With neflamapimod, EIP is hoping to reverse synaptic dysfunction and not just arrest or delay it. Three weeks of treatment reversed cognitive deficit in animals, while a pair of phase 2a trials that ran for six and 12 weeks led to improvement in episodic memory function, Alam said. 

EIP aims to finish enrolling its phase 2b study by the end of the year and to read out by the end of 2019. The Reverse-SD study will involve about 150 patients, half of whom will take neflamapimod capsules daily, while the other half will receive placebo. It will run for six months, with a primary endpoint of improving episodic memory as measured by the Hopkins Verbal Learning Test. Its secondary endpoints include broader measures of cognition and function, as well as markers of neurodegeneration in the spinal fluid, Alam said. 
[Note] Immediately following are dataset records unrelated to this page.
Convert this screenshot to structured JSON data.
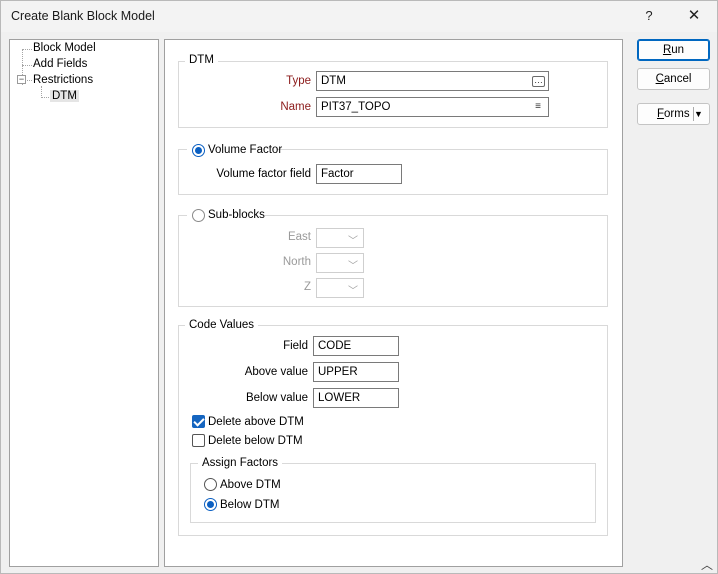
{
  "window": {
    "title": "Create Blank Block Model",
    "help_label": "?",
    "close_label": "✕"
  },
  "tree": {
    "items": [
      {
        "label": "Block Model"
      },
      {
        "label": "Add Fields"
      },
      {
        "label": "Restrictions",
        "expander": "−"
      },
      {
        "label": "DTM",
        "selected": true
      }
    ]
  },
  "dtm": {
    "group_title": "DTM",
    "type_label": "Type",
    "type_value": "DTM",
    "name_label": "Name",
    "name_value": "PIT37_TOPO",
    "type_icon": "ellipsis-icon",
    "name_icon": "list-icon"
  },
  "volume_factor": {
    "radio_label": "Volume Factor",
    "selected": true,
    "field_label": "Volume factor field",
    "field_value": "Factor"
  },
  "sub_blocks": {
    "radio_label": "Sub-blocks",
    "selected": false,
    "east_label": "East",
    "north_label": "North",
    "z_label": "Z",
    "east_value": "",
    "north_value": "",
    "z_value": ""
  },
  "code_values": {
    "group_title": "Code Values",
    "field_label": "Field",
    "field_value": "CODE",
    "above_label": "Above value",
    "above_value": "UPPER",
    "below_label": "Below value",
    "below_value": "LOWER",
    "delete_above_label": "Delete above DTM",
    "delete_above_checked": true,
    "delete_below_label": "Delete below DTM",
    "delete_below_checked": false,
    "assign": {
      "group_title": "Assign Factors",
      "above_label": "Above DTM",
      "below_label": "Below DTM",
      "selected": "Below DTM"
    }
  },
  "buttons": {
    "run": {
      "mnemonic": "R",
      "rest": "un"
    },
    "cancel": {
      "mnemonic": "C",
      "rest": "ancel"
    },
    "forms": {
      "mnemonic": "F",
      "rest": "orms"
    }
  },
  "colors": {
    "accent": "#0067c0",
    "required_label": "#8b1a1a",
    "disabled_text": "#9a9a9a"
  }
}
Once it's got the trial fully enrolled and under way, EIP will investigate other indications. Neflamapimod could be applied to other CNS disorders, including Huntington and Parkinson's diseases, as well as some forms of autism spectrum disorder and Rett syndrome, Alam said. But the most logical step forward might be helping the brain heal itself after suffering a stroke. Lingering inflammation can lead to synaptic dysfunction and hinder the brain's ability to rewire itself, so targeting this process could significantly improve recovery, he said.